Antibody Concentration & Antigen Cross-Reactivity
A number of methods are currently available for measurement of antibody concentrations, including colorimetric assays (ELISA, Biuret, BCA, Bradford), densitometric methods, and amino acid analysis. Unfortunately a variety of limitations associated with these techniques (long analysis times, lack of binding specificity, label interference), makes their use in certain situations non-ideal.

Resonant Acoustic Profiling technology overcomes these issues by directly measuring the specific binding of antibodies to target proteins. The assays are label free, rapid, and can be designed to measure only active protein binding.
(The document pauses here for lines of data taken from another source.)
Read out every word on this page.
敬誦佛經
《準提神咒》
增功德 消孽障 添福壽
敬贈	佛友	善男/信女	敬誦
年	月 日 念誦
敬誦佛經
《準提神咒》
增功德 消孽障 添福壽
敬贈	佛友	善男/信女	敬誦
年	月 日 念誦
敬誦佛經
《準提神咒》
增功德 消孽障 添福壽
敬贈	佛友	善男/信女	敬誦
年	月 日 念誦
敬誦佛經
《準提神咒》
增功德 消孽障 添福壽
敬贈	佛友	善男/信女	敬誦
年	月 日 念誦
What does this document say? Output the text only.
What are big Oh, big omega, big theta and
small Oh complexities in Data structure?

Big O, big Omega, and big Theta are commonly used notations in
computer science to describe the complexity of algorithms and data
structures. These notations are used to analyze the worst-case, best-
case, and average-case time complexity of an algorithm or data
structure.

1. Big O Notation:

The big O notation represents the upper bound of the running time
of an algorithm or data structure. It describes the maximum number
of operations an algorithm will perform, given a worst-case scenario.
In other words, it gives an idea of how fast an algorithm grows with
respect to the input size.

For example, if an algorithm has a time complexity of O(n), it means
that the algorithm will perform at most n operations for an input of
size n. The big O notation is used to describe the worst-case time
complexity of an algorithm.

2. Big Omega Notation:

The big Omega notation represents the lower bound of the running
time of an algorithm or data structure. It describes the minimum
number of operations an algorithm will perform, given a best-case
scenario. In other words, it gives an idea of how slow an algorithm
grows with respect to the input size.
Here we present protocols for the determination of antibody concentrations and characterization of antigen cross-reactivity.

Affinity and Kinetic Characterization
Resonant Acoustic Profiling enables the real time label-free analysis of interaction kinetics and affinities for molecular binding partners. Here we present a method for the accurate measurement of the affinity and kinetics of the interaction between the small human protein myoglobin, which is widely used as a cardiac biomarker, and its corresponding monoclonal antibody.
..........................................

Sounds like a sensible start to a technology, which later after sufficient applications development, will then warrant focus on microfabricated integration, but hardly at the start is the cost and effort for complex microfabricated cantilevered microfluidics worth the effort. The end use focus has to come first - to be market driven so as to avoid more costly errors.